Adhie mengontak Choirul Anam, dulu ketua tim pencari fakta Nahdlatul Ulama. Choirul membongkar kembali dokumen temuan timnya. Di sana tertulis, sebelum para korban dihabisi, mereka sempat didata petugas kepolisian sektor. Menurut Choirul, Imam bisa saja tak mengetahui karena baru masuk setelah pembunuhan mereda. ”Mestinya ia mengungkap kasus ini, tapi dia tak melakukannya,” ujarnya.
Mantan anggota tim pencari fakta, Abdillah Rafsanjani, menjelaskan saat itu Imam menangkap sekitar 150 tersangka pelaku. Tapi, ”Dalangnya tak terungkap, jadi tak bisa dibilang berhasil,” katanya.
Tiga tahun di Banyuwangi, Imam digeser menjadi Wakil Kepala Kepolisian Wilayah Kediri. Setelah itu, ia banyak berkarier di korps Brigade Mobil. Ia tak memiliki pengalaman memimpin kepolisian daerah tipe ”A”alias daerah ”sulit” seperti Sumatera Utara dan Jawa. Satu-satunya kepolisian daerah yang pernah ia pimpin adalah Kepulauan Bangka Belitung, yang tergolong kelas dua dipimpin jenderal bintang satu.
Ketika Imam memimpin Bangka Belitung, marak pula penambangan liar dan penyelundupan timah. Imam meringkus penambang ilegal dan Direktur PT Kobatin yang menampungnya. Tapi, menurut Kementerian Energi, Kobatin memiliki izin menampung timah masyarakat. Direktur perusahaan itu akhirnya divonis bebas.
Dari Bangka, Imam kembali ke korps Brigade Mobil, sampai akhirnya memimpin kesatuan ini pada 2009. Tak sampai setahun, ia mendapat promosi menjadi Kepala Lembaga Pendidikan dan Pelatihan Kepolisian. Di sini ia ditunjuk menjadi Sekretaris Tim Reformasi Birokrasi.
Tim inilah yang merancang struktur baru kepolisian, antara lain dengan meningkatkan posisi Kepala Pendidikan dan Pelatihan sebagai jabatan bintang tiga. Segera setelah struktur baru diresmikan Presiden Susilo Bambang Yudhoyono, bintang di pundak Imam bertambah.

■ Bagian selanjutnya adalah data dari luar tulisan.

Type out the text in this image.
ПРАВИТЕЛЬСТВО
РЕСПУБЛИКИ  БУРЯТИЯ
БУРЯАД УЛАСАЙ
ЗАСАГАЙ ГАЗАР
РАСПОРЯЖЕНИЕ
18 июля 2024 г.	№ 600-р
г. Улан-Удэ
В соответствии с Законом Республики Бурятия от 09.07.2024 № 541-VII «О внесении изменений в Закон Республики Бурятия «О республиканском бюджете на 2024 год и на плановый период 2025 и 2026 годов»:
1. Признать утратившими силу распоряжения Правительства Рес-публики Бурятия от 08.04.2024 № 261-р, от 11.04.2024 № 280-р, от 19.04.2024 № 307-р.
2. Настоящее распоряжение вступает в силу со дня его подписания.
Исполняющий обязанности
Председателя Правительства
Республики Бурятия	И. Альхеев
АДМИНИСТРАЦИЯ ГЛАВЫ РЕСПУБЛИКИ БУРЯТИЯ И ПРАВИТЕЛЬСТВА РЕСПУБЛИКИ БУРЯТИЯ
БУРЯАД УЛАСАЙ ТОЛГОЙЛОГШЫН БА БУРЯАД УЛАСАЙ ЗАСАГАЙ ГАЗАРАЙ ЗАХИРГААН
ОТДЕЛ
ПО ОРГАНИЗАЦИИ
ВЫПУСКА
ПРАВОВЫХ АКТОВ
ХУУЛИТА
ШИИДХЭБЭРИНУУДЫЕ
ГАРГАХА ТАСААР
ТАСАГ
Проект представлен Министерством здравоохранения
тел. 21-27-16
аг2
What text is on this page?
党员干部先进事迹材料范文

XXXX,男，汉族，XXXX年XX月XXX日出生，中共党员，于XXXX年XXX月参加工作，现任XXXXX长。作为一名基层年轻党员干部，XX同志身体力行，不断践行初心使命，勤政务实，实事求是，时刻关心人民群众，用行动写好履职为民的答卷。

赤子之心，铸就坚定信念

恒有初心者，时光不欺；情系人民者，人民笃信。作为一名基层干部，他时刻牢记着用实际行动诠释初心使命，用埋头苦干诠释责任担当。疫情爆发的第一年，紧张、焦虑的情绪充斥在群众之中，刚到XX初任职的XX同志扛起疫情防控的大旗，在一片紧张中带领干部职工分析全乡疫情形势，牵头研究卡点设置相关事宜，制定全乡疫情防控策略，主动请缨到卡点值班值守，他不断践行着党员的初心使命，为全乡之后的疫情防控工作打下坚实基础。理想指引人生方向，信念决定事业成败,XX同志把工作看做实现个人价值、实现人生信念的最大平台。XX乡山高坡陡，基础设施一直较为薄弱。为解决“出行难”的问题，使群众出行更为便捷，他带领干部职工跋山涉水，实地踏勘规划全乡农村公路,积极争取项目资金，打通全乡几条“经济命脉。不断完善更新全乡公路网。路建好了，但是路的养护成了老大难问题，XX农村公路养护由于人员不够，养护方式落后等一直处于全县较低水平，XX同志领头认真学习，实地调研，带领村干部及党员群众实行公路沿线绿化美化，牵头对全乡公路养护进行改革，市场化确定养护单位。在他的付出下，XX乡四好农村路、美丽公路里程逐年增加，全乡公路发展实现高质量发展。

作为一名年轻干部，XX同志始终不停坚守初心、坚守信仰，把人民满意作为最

Karier cepat Imam membuat Kepala Kepolisian RI Jenderal Bambang Hendarso Danuri terpikat. Apalagi Imam pandai mengambil hati. Ketika Bambang didesak mundur setelah muncul dugaan kriminalisasi pemimpin Komisi Pemberantasan Korupsi, Imam pasang badan. Di Markas Brimob, ia membentangkan baliho besar. Terlihat gambar Bambang Hendarso mengenakan seragam Brimob. Di situ terpampang tulisan ”Kami Anggota Korps Brimob Polri Bangga Jadi Anak Buah Jenderal”.
Oktamandjaya Wiguna (Jakarta), Ika Ningtyas (Banyuwangi)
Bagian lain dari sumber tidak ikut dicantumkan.